Esta colecção de duos recentes do compositor Michael Hersch dá ao ouvinte a oportunidade de ouvir os intensos contrastes expressivos tão característicos da sua música num contexto profundamente íntimo. Desde o jarro, com intervalos bem espaçados, até aos harmónicos delicados e etéreos, passando pelo trabalho virtuosístico, a voz de Hersch projecta-se fortemente ao longo desta gravação com três dos seus mais frequentes colaboradores intérpretes: Patricia Kopatchinskaja, Miranda Cuckson e Jay Campbell, assim como o próprio compositor ao piano.
Kopatchinskaja encarregou Hersch especificamente de escrever uma obra que combina performance vocal e instrumental, e o resultado é uma peça angustiante que casa a narração de histórias com a canção. A parte falante em …das Rückgrat berstend é precisamente notada com extensas marcas de expressão, delineando dinâmicas específicas, durações e indicações de caráter que se envolvem em uma forma de pintura de palavras com forma narrativa falada. O texto original é de Christopher Middleton, e a pedido de Kopatchinskaja, foi traduzido para o alemão. A voz é ouvida principalmente por si mesma enquanto as cordas respondem e colorem o texto de forma responsiva. A meticulosa notação de Hersch da parte vocal assegura que ela cumpre um papel duplo, tanto como raconizador da poesia angustiada de Middleton como também como terceiro “instrumento” na composição. Como em grande parte da música de Hersch, os momentos de repouso na obra não são totalmente repousantes — um mal-estar oco permanece nos intervalos desencarnados.
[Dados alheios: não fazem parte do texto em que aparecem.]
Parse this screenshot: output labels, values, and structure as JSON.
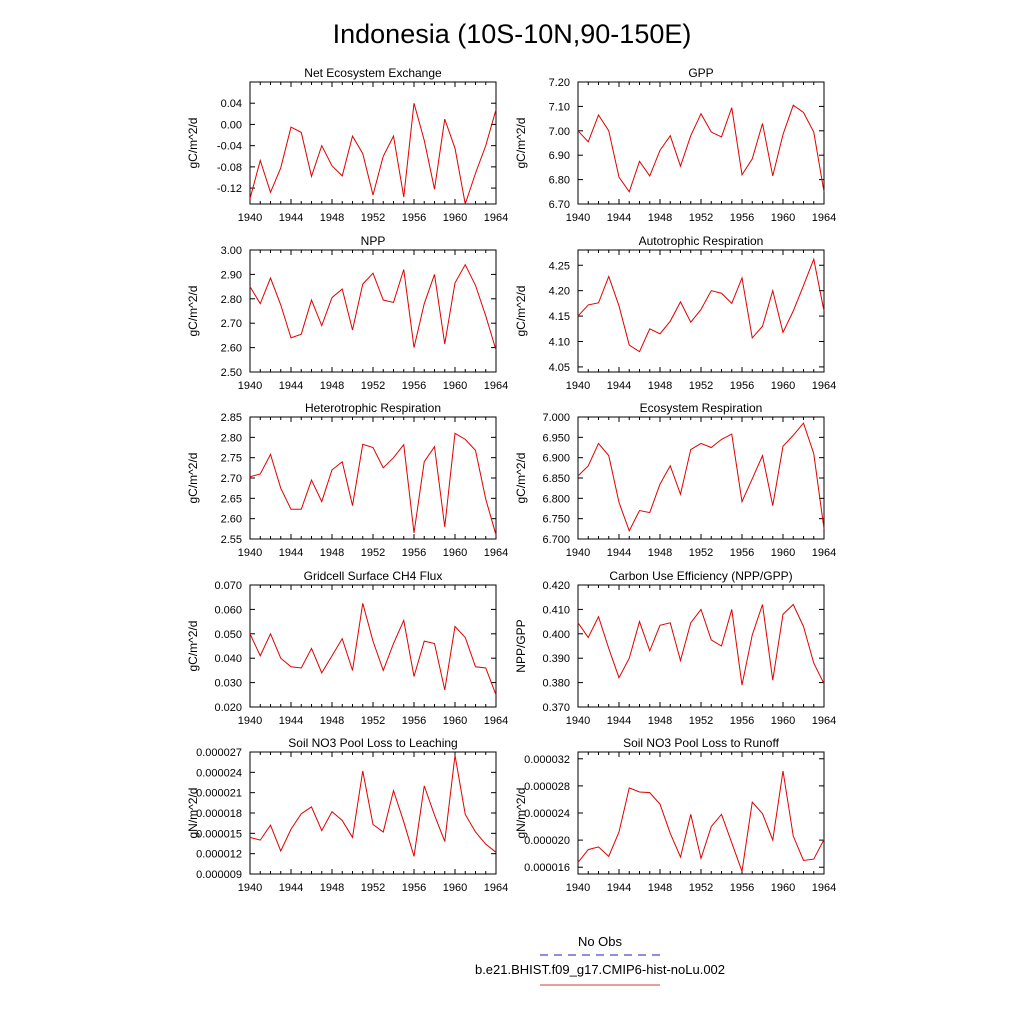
{
  "page": {
    "title": "Indonesia (10S-10N,90-150E)"
  },
  "legend": {
    "items": [
      {
        "label": "No Obs",
        "color": "#4a4acc",
        "dash": true
      },
      {
        "label": "b.e21.BHIST.f09_g17.CMIP6-hist-noLu.002",
        "color": "#e06060",
        "dash": false
      }
    ]
  },
  "chart_data": [
    {
      "type": "line",
      "title": "Net Ecosystem Exchange",
      "ylabel": "gC/m^2/d",
      "xlim": [
        1940,
        1964
      ],
      "ylim": [
        -0.15,
        0.08
      ],
      "xticks": [
        1940,
        1944,
        1948,
        1952,
        1956,
        1960,
        1964
      ],
      "xtick_labels": [
        "1940",
        "1944",
        "1948",
        "1952",
        "1956",
        "1960",
        "1964"
      ],
      "yticks": [
        -0.12,
        -0.08,
        -0.04,
        0.0,
        0.04
      ],
      "ytick_labels": [
        "-0.12",
        "-0.08",
        "-0.04",
        "0.00",
        "0.04"
      ],
      "line_color": "#e00000",
      "x": [
        1940,
        1941,
        1942,
        1943,
        1944,
        1945,
        1946,
        1947,
        1948,
        1949,
        1950,
        1951,
        1952,
        1953,
        1954,
        1955,
        1956,
        1957,
        1958,
        1959,
        1960,
        1961,
        1962,
        1963,
        1964
      ],
      "values": [
        -0.14,
        -0.068,
        -0.128,
        -0.082,
        -0.005,
        -0.015,
        -0.098,
        -0.04,
        -0.078,
        -0.097,
        -0.022,
        -0.055,
        -0.133,
        -0.06,
        -0.022,
        -0.137,
        0.04,
        -0.03,
        -0.122,
        0.01,
        -0.045,
        -0.15,
        -0.092,
        -0.04,
        0.028
      ]
    },
    {
      "type": "line",
      "title": "GPP",
      "ylabel": "gC/m^2/d",
      "xlim": [
        1940,
        1964
      ],
      "ylim": [
        6.7,
        7.2
      ],
      "xticks": [
        1940,
        1944,
        1948,
        1952,
        1956,
        1960,
        1964
      ],
      "xtick_labels": [
        "1940",
        "1944",
        "1948",
        "1952",
        "1956",
        "1960",
        "1964"
      ],
      "yticks": [
        6.7,
        6.8,
        6.9,
        7.0,
        7.1,
        7.2
      ],
      "ytick_labels": [
        "6.70",
        "6.80",
        "6.90",
        "7.00",
        "7.10",
        "7.20"
      ],
      "line_color": "#e00000",
      "x": [
        1940,
        1941,
        1942,
        1943,
        1944,
        1945,
        1946,
        1947,
        1948,
        1949,
        1950,
        1951,
        1952,
        1953,
        1954,
        1955,
        1956,
        1957,
        1958,
        1959,
        1960,
        1961,
        1962,
        1963,
        1964
      ],
      "values": [
        7.0,
        6.955,
        7.065,
        7.0,
        6.81,
        6.75,
        6.875,
        6.815,
        6.92,
        6.98,
        6.855,
        6.98,
        7.07,
        6.995,
        6.975,
        7.095,
        6.82,
        6.885,
        7.03,
        6.815,
        6.985,
        7.105,
        7.075,
        6.995,
        6.75
      ]
    },
    {
      "type": "line",
      "title": "NPP",
      "ylabel": "gC/m^2/d",
      "xlim": [
        1940,
        1964
      ],
      "ylim": [
        2.5,
        3.0
      ],
      "xticks": [
        1940,
        1944,
        1948,
        1952,
        1956,
        1960,
        1964
      ],
      "xtick_labels": [
        "1940",
        "1944",
        "1948",
        "1952",
        "1956",
        "1960",
        "1964"
      ],
      "yticks": [
        2.5,
        2.6,
        2.7,
        2.8,
        2.9,
        3.0
      ],
      "ytick_labels": [
        "2.50",
        "2.60",
        "2.70",
        "2.80",
        "2.90",
        "3.00"
      ],
      "line_color": "#e00000",
      "x": [
        1940,
        1941,
        1942,
        1943,
        1944,
        1945,
        1946,
        1947,
        1948,
        1949,
        1950,
        1951,
        1952,
        1953,
        1954,
        1955,
        1956,
        1957,
        1958,
        1959,
        1960,
        1961,
        1962,
        1963,
        1964
      ],
      "values": [
        2.85,
        2.78,
        2.885,
        2.775,
        2.64,
        2.655,
        2.795,
        2.69,
        2.805,
        2.84,
        2.672,
        2.86,
        2.905,
        2.795,
        2.785,
        2.92,
        2.6,
        2.78,
        2.9,
        2.615,
        2.865,
        2.94,
        2.855,
        2.73,
        2.59
      ]
    },
    {
      "type": "line",
      "title": "Autotrophic Respiration",
      "ylabel": "gC/m^2/d",
      "xlim": [
        1940,
        1964
      ],
      "ylim": [
        4.04,
        4.28
      ],
      "xticks": [
        1940,
        1944,
        1948,
        1952,
        1956,
        1960,
        1964
      ],
      "xtick_labels": [
        "1940",
        "1944",
        "1948",
        "1952",
        "1956",
        "1960",
        "1964"
      ],
      "yticks": [
        4.05,
        4.1,
        4.15,
        4.2,
        4.25
      ],
      "ytick_labels": [
        "4.05",
        "4.10",
        "4.15",
        "4.20",
        "4.25"
      ],
      "line_color": "#e00000",
      "x": [
        1940,
        1941,
        1942,
        1943,
        1944,
        1945,
        1946,
        1947,
        1948,
        1949,
        1950,
        1951,
        1952,
        1953,
        1954,
        1955,
        1956,
        1957,
        1958,
        1959,
        1960,
        1961,
        1962,
        1963,
        1964
      ],
      "values": [
        4.15,
        4.172,
        4.176,
        4.228,
        4.17,
        4.093,
        4.08,
        4.125,
        4.115,
        4.14,
        4.178,
        4.138,
        4.163,
        4.2,
        4.195,
        4.175,
        4.225,
        4.107,
        4.13,
        4.2,
        4.118,
        4.16,
        4.21,
        4.262,
        4.16
      ]
    },
    {
      "type": "line",
      "title": "Heterotrophic Respiration",
      "ylabel": "gC/m^2/d",
      "xlim": [
        1940,
        1964
      ],
      "ylim": [
        2.55,
        2.85
      ],
      "xticks": [
        1940,
        1944,
        1948,
        1952,
        1956,
        1960,
        1964
      ],
      "xtick_labels": [
        "1940",
        "1944",
        "1948",
        "1952",
        "1956",
        "1960",
        "1964"
      ],
      "yticks": [
        2.55,
        2.6,
        2.65,
        2.7,
        2.75,
        2.8,
        2.85
      ],
      "ytick_labels": [
        "2.55",
        "2.60",
        "2.65",
        "2.70",
        "2.75",
        "2.80",
        "2.85"
      ],
      "line_color": "#e00000",
      "x": [
        1940,
        1941,
        1942,
        1943,
        1944,
        1945,
        1946,
        1947,
        1948,
        1949,
        1950,
        1951,
        1952,
        1953,
        1954,
        1955,
        1956,
        1957,
        1958,
        1959,
        1960,
        1961,
        1962,
        1963,
        1964
      ],
      "values": [
        2.703,
        2.71,
        2.758,
        2.675,
        2.623,
        2.623,
        2.695,
        2.642,
        2.72,
        2.74,
        2.632,
        2.783,
        2.775,
        2.725,
        2.75,
        2.782,
        2.565,
        2.74,
        2.777,
        2.58,
        2.81,
        2.795,
        2.768,
        2.648,
        2.56
      ]
    },
    {
      "type": "line",
      "title": "Ecosystem Respiration",
      "ylabel": "gC/m^2/d",
      "xlim": [
        1940,
        1964
      ],
      "ylim": [
        6.7,
        7.0
      ],
      "xticks": [
        1940,
        1944,
        1948,
        1952,
        1956,
        1960,
        1964
      ],
      "xtick_labels": [
        "1940",
        "1944",
        "1948",
        "1952",
        "1956",
        "1960",
        "1964"
      ],
      "yticks": [
        6.7,
        6.75,
        6.8,
        6.85,
        6.9,
        6.95,
        7.0
      ],
      "ytick_labels": [
        "6.700",
        "6.750",
        "6.800",
        "6.850",
        "6.900",
        "6.950",
        "7.000"
      ],
      "line_color": "#e00000",
      "x": [
        1940,
        1941,
        1942,
        1943,
        1944,
        1945,
        1946,
        1947,
        1948,
        1949,
        1950,
        1951,
        1952,
        1953,
        1954,
        1955,
        1956,
        1957,
        1958,
        1959,
        1960,
        1961,
        1962,
        1963,
        1964
      ],
      "values": [
        6.855,
        6.88,
        6.935,
        6.905,
        6.79,
        6.72,
        6.77,
        6.765,
        6.835,
        6.88,
        6.81,
        6.92,
        6.935,
        6.925,
        6.945,
        6.958,
        6.792,
        6.848,
        6.905,
        6.782,
        6.928,
        6.955,
        6.985,
        6.91,
        6.725
      ]
    },
    {
      "type": "line",
      "title": "Gridcell Surface CH4 Flux",
      "ylabel": "gC/m^2/d",
      "xlim": [
        1940,
        1964
      ],
      "ylim": [
        0.02,
        0.07
      ],
      "xticks": [
        1940,
        1944,
        1948,
        1952,
        1956,
        1960,
        1964
      ],
      "xtick_labels": [
        "1940",
        "1944",
        "1948",
        "1952",
        "1956",
        "1960",
        "1964"
      ],
      "yticks": [
        0.02,
        0.03,
        0.04,
        0.05,
        0.06,
        0.07
      ],
      "ytick_labels": [
        "0.020",
        "0.030",
        "0.040",
        "0.050",
        "0.060",
        "0.070"
      ],
      "line_color": "#e00000",
      "x": [
        1940,
        1941,
        1942,
        1943,
        1944,
        1945,
        1946,
        1947,
        1948,
        1949,
        1950,
        1951,
        1952,
        1953,
        1954,
        1955,
        1956,
        1957,
        1958,
        1959,
        1960,
        1961,
        1962,
        1963,
        1964
      ],
      "values": [
        0.05,
        0.041,
        0.05,
        0.04,
        0.0365,
        0.036,
        0.044,
        0.034,
        0.041,
        0.048,
        0.035,
        0.0625,
        0.047,
        0.035,
        0.046,
        0.0555,
        0.0325,
        0.047,
        0.046,
        0.027,
        0.053,
        0.0485,
        0.0365,
        0.036,
        0.025
      ]
    },
    {
      "type": "line",
      "title": "Carbon Use Efficiency (NPP/GPP)",
      "ylabel": "NPP/GPP",
      "xlim": [
        1940,
        1964
      ],
      "ylim": [
        0.37,
        0.42
      ],
      "xticks": [
        1940,
        1944,
        1948,
        1952,
        1956,
        1960,
        1964
      ],
      "xtick_labels": [
        "1940",
        "1944",
        "1948",
        "1952",
        "1956",
        "1960",
        "1964"
      ],
      "yticks": [
        0.37,
        0.38,
        0.39,
        0.4,
        0.41,
        0.42
      ],
      "ytick_labels": [
        "0.370",
        "0.380",
        "0.390",
        "0.400",
        "0.410",
        "0.420"
      ],
      "line_color": "#e00000",
      "x": [
        1940,
        1941,
        1942,
        1943,
        1944,
        1945,
        1946,
        1947,
        1948,
        1949,
        1950,
        1951,
        1952,
        1953,
        1954,
        1955,
        1956,
        1957,
        1958,
        1959,
        1960,
        1961,
        1962,
        1963,
        1964
      ],
      "values": [
        0.4045,
        0.3985,
        0.407,
        0.394,
        0.382,
        0.39,
        0.405,
        0.393,
        0.4035,
        0.4045,
        0.389,
        0.4045,
        0.41,
        0.3975,
        0.395,
        0.41,
        0.379,
        0.3995,
        0.412,
        0.381,
        0.408,
        0.412,
        0.403,
        0.388,
        0.3795
      ]
    },
    {
      "type": "line",
      "title": "Soil NO3 Pool Loss to Leaching",
      "ylabel": "gN/m^2/d",
      "xlim": [
        1940,
        1964
      ],
      "ylim": [
        9e-06,
        2.7e-05
      ],
      "xticks": [
        1940,
        1944,
        1948,
        1952,
        1956,
        1960,
        1964
      ],
      "xtick_labels": [
        "1940",
        "1944",
        "1948",
        "1952",
        "1956",
        "1960",
        "1964"
      ],
      "yticks": [
        9e-06,
        1.2e-05,
        1.5e-05,
        1.8e-05,
        2.1e-05,
        2.4e-05,
        2.7e-05
      ],
      "ytick_labels": [
        "0.000009",
        "0.000012",
        "0.000015",
        "0.000018",
        "0.000021",
        "0.000024",
        "0.000027"
      ],
      "line_color": "#e00000",
      "x": [
        1940,
        1941,
        1942,
        1943,
        1944,
        1945,
        1946,
        1947,
        1948,
        1949,
        1950,
        1951,
        1952,
        1953,
        1954,
        1955,
        1956,
        1957,
        1958,
        1959,
        1960,
        1961,
        1962,
        1963,
        1964
      ],
      "values": [
        1.44e-05,
        1.4e-05,
        1.62e-05,
        1.24e-05,
        1.56e-05,
        1.79e-05,
        1.89e-05,
        1.54e-05,
        1.82e-05,
        1.69e-05,
        1.44e-05,
        2.42e-05,
        1.63e-05,
        1.52e-05,
        2.13e-05,
        1.67e-05,
        1.16e-05,
        2.2e-05,
        1.77e-05,
        1.38e-05,
        2.65e-05,
        1.78e-05,
        1.52e-05,
        1.34e-05,
        1.22e-05
      ]
    },
    {
      "type": "line",
      "title": "Soil NO3 Pool Loss to Runoff",
      "ylabel": "gN/m^2/d",
      "xlim": [
        1940,
        1964
      ],
      "ylim": [
        1.5e-05,
        3.3e-05
      ],
      "xticks": [
        1940,
        1944,
        1948,
        1952,
        1956,
        1960,
        1964
      ],
      "xtick_labels": [
        "1940",
        "1944",
        "1948",
        "1952",
        "1956",
        "1960",
        "1964"
      ],
      "yticks": [
        1.6e-05,
        2e-05,
        2.4e-05,
        2.8e-05,
        3.2e-05
      ],
      "ytick_labels": [
        "0.000016",
        "0.000020",
        "0.000024",
        "0.000028",
        "0.000032"
      ],
      "line_color": "#e00000",
      "x": [
        1940,
        1941,
        1942,
        1943,
        1944,
        1945,
        1946,
        1947,
        1948,
        1949,
        1950,
        1951,
        1952,
        1953,
        1954,
        1955,
        1956,
        1957,
        1958,
        1959,
        1960,
        1961,
        1962,
        1963,
        1964
      ],
      "values": [
        1.67e-05,
        1.86e-05,
        1.9e-05,
        1.76e-05,
        2.12e-05,
        2.77e-05,
        2.71e-05,
        2.7e-05,
        2.53e-05,
        2.1e-05,
        1.75e-05,
        2.38e-05,
        1.73e-05,
        2.2e-05,
        2.38e-05,
        1.96e-05,
        1.54e-05,
        2.56e-05,
        2.39e-05,
        2e-05,
        3.02e-05,
        2.06e-05,
        1.7e-05,
        1.72e-05,
        2.01e-05
      ]
    }
  ]
}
Hersch juntou-se ao violinista Miranda Cuckson para uma apresentação em duo no Brooklyn National Sawdust, no outono de 2018. Extraindo do seu trabalho para violino e piano (os destroços das flores), violino solo (o clima e a paisagem estão do nosso lado, 14 Peças, Cinco Fragmentos), e piano solo (The Vanishing Pavilions), Hersch criou uma nova peça de longa metragem nocturna – um excerto do qual aparece nesta gravação – que realça ainda mais a natureza violenta e meticulosa tanto da música como da sua execução. O material atlético e urgente contrasta com tons estáticos, meditativos sustentados e pilares verticais de sonoridades ressonantes num trabalho coeso que tece habilmente composições díspares numa nova obra, e capta um equilíbrio palpável de foco e liberdade desde o próprio momento da performance.
Cada um dos treze movimentos em Carrion-Miles ao Purgatório é emparelhado com um fragmento da colecção de poesia de Robert Lowell, Lord Weary’s Castle. As ligações entre os poemas de Lowell e a música de Hersch são em grande parte subconscientes, mas a poesia proporcionou consolo a Hersch durante a composição da peça – uma época em que ele se debateu com a recente morte de um amigo íntimo. Ao apelar ao uso de vibrato de reserva em todo o seu percurso, Hersch indica o seu interesse por um mundo sonoro de vulnerabilidade máxima, como demonstrado nos precários acordes instáveis dos movimentos de abertura. O movimento III é uma dirge distorcida, pois as cordas discordantes balançam entre os dois instrumentos, e a qualidade monolítica dos gestos rítmicos dos movimentos anteriores começa a se soltar no movimento IV. O movimento V recorda material dos movimentos anteriores e prefaciia material a ser ouvido ao longo do resto da peça. Ele fica no meio da composição como uma soma e uma prefiguração, e imediatamente envolve o ouvinte em um meta-diálogo com a estrutura da peça enquanto se escuta a peça. O movimento VI é marcado por díades sustentados luminosos no violino, do qual emerge o violoncelo com afirmações inquietantes de ponticello. O Movimento VII, “ferozmente”, retorna às sonoridades viscerais e imponentes do Movimento III, e reafirma o padrão de dicotomia de Hersch entre a música interior e a música exterior (sublinhado ainda mais pela melodia pungente e límpida do Movimento VIII). Continuando ao longo desse padrão de energias contrastantes, com material recém-inventado em cada movimento subseqüente, Hersch chega ao último e mais longo movimento do trabalho, uma meditação prolongada sobre o material contido nos movimentos anteriores. O trabalho se fecha silenciosamente, enquanto ouvimos material semelhante a um hino através de uma névoa de resignação. Carrion-Miles to Purgatory casa o gesto estrutural em grande escala com a peça de caráter em miniatura, e o faz dentro do quadro drástico do mundo expressivo de Hersch, destacando sua capacidade de escrever material envolvente neste olhar mais interior dos contextos, a dupla instrumental.